Das Bild Véras, von der Autorin facettenreich gezeichnet, wandelt sich im Verlauf des Romans von dem einer beeindruckenden, kämpferischen Frau zu dem einer strengen, schonungslosen Wächterin über den Ruhm ihres Partners. Neben Vladimir, dem amüsanten, scharfsinnigen Unterhalter und Dozenten, dem Charmeur und Frauenschwarm erscheint Véra zunehmend als die kalte, kontrollierende, aber auch zähe, arbeitsame Partnerin, die den Alltag ihres Mannes regelt und überwacht. So sitzt sie in all seinen Vorlesungen in der ersten Reihe und unternimmt auch sonst einiges, um ihren Mann von seinen weiblichen Studentinnen und Verehrerinnen fernzuhalten. Nach der Affäre mit Irina hat sie von ihm verlangt, täglich Tagebuch zu führen, in einem Heft, in dem auch sie selbst ihre Eindrücke festhält.
Dass Véra seit Beginn ihrer Ehe alles daran setzt, das Werk ihres angehimmelten Mannes als erste Leserin, Ratgeberin und Schreibkraft mitzugestalten, wird im Roman immer wieder thematisiert. Viele Texte hätte der Autor wohl vernichtet, hätte nicht Véra es verhindert. Sie ist es auch, die ihren Mann nach der Übersiedelung in die USA immer wieder drängt, auf Englisch zu schreiben, und die die Übersetzungen seiner Werke ins Russische korrigiert. Nach seinem Tod übersetzt sie, die schon früh als Übersetzerin tätig war, selbst einige seiner Texte.
Über Gespräche und Andeutungen erfährt der Leser spät von jenem Detail, das dem Roman seinen Titel verleiht: Véra trug stets in ihrer Handtasche eine Browning bei sich. Offenbar kam die Waffe nie zum Einsatz, und es wird nicht wirklich klar, wen genau Véra schützen bzw. abwehren wollte. Dass diese Frage offen bleibt und auf die Waffe nur beiläufig eingegangen wird, erscheint eigenartig. Was auch immer sie verdeutlichen soll, sie bleibt ein Randelement.
Als der Welterfolg von „Lolita“ den Nabokovs in den Fünfzigerjahren ein sorgloses Leben beschert, gibt Véra sich dem Luxus hin und tritt wie eine Aristokratin auf. Von ihrer Umgebung wird sie vielfach als hochnäsig, kalt und sarkastisch wahrgenommen. Genau wie ihr Mann lehnt sie praktisch alle zeitgenössischen Autoren ab. In ihren Augen ist nur ihr Mann genial. Nach dessen Tod wird sie versuchen, ein unvollendetes Werk von ihm zu Ende zu schreiben, was ihr aber nicht gelingt. Doch ebenso wenig schafft sie es, dem Wunsch ihres Mannes nachzukommen und das Manuskript zu verbrennen.
1961 siedelt die Familie Nabokov in die Schweiz über, wo Vladimir 1977 stirbt, Véra 1991. Sohn Dmitri erleidet 1980 einen schweren Autounfall, der seine Karriere als Opernsänger beendet, und widmet sich fortan gemeinsam mit seiner Mutter der Verwaltung von Nabokovs Nachlass.

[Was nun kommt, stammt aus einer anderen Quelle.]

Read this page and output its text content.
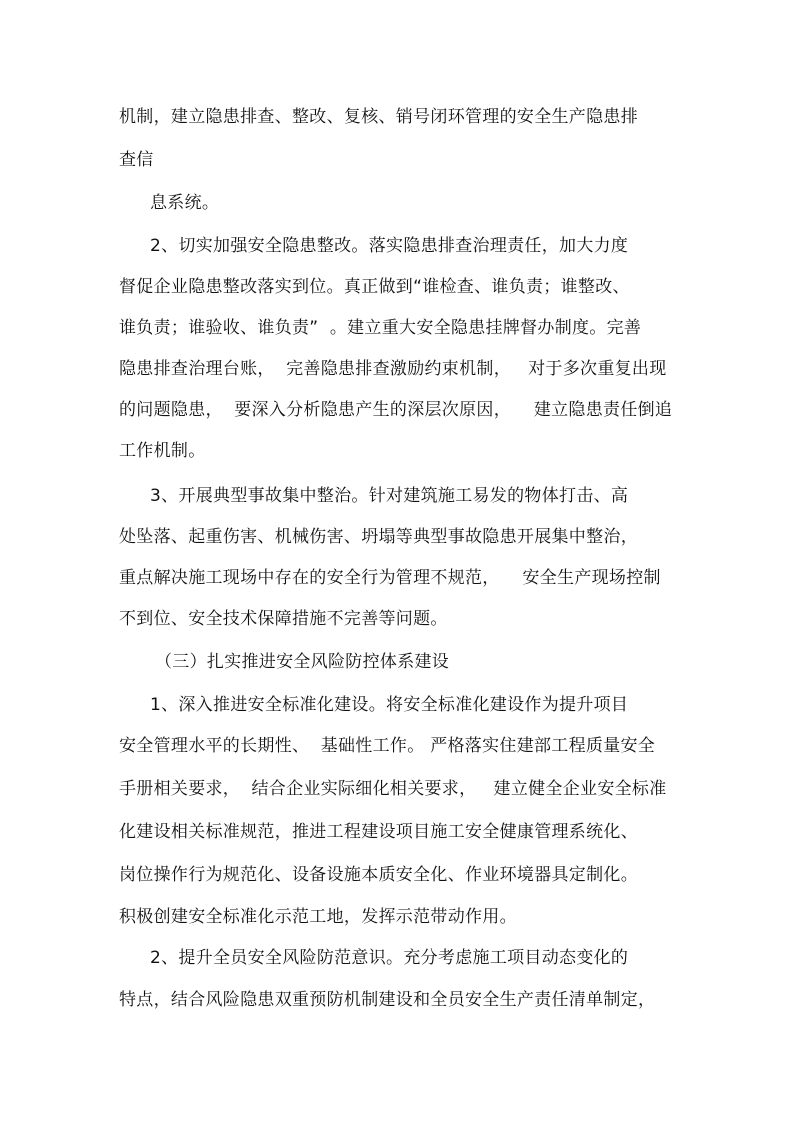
机制，建立隐患排查、整改、复核、销号闭环管理的安全生产隐患排
查信
息系统。
2、切实加强安全隐患整改。落实隐患排查治理责任，加大力度
督促企业隐患整改落实到位。真正做到“谁检查、谁负责；谁整改、
谁负责；谁验收、谁负责”  。建立重大安全隐患挂牌督办制度。完善
隐患排查治理台账，  完善隐患排查激励约束机制，   对于多次重复出现
的问题隐患，  要深入分析隐患产生的深层次原因，    建立隐患责任倒追
工作机制。
3、开展典型事故集中整治。针对建筑施工易发的物体打击、高
处坠落、起重伤害、机械伤害、坍塌等典型事故隐患开展集中整治，
重点解决施工现场中存在的安全行为管理不规范，    安全生产现场控制
不到位、安全技术保障措施不完善等问题。
（三）扎实推进安全风险防控体系建设
1、深入推进安全标准化建设。将安全标准化建设作为提升项目
安全管理水平的长期性、  基础性工作。 严格落实住建部工程质量安全
手册相关要求，  结合企业实际细化相关要求，   建立健全企业安全标准
化建设相关标准规范，推进工程建设项目施工安全健康管理系统化、
岗位操作行为规范化、设备设施本质安全化、作业环境器具定制化。
积极创建安全标准化示范工地，发挥示范带动作用。
2、提升全员安全风险防范意识。充分考虑施工项目动态变化的
特点，结合风险隐患双重预防机制建设和全员安全生产责任清单制定，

Als eine Schwäche des Romans erscheinen mir die häufigen Wiederholungen gewisser charakterisierender Details und manche Beurteilungen und Interpretationen, die die Autorin durchaus ihren Lesern hätte überlassen können. Teilweise fallen ihre Schilderungen etwas trocken aus. Dem Roman ist dennoch zugute zu halten, dass er einer einflussreichen weiblichen Figur der Literaturgeschichte Kontur verleiht.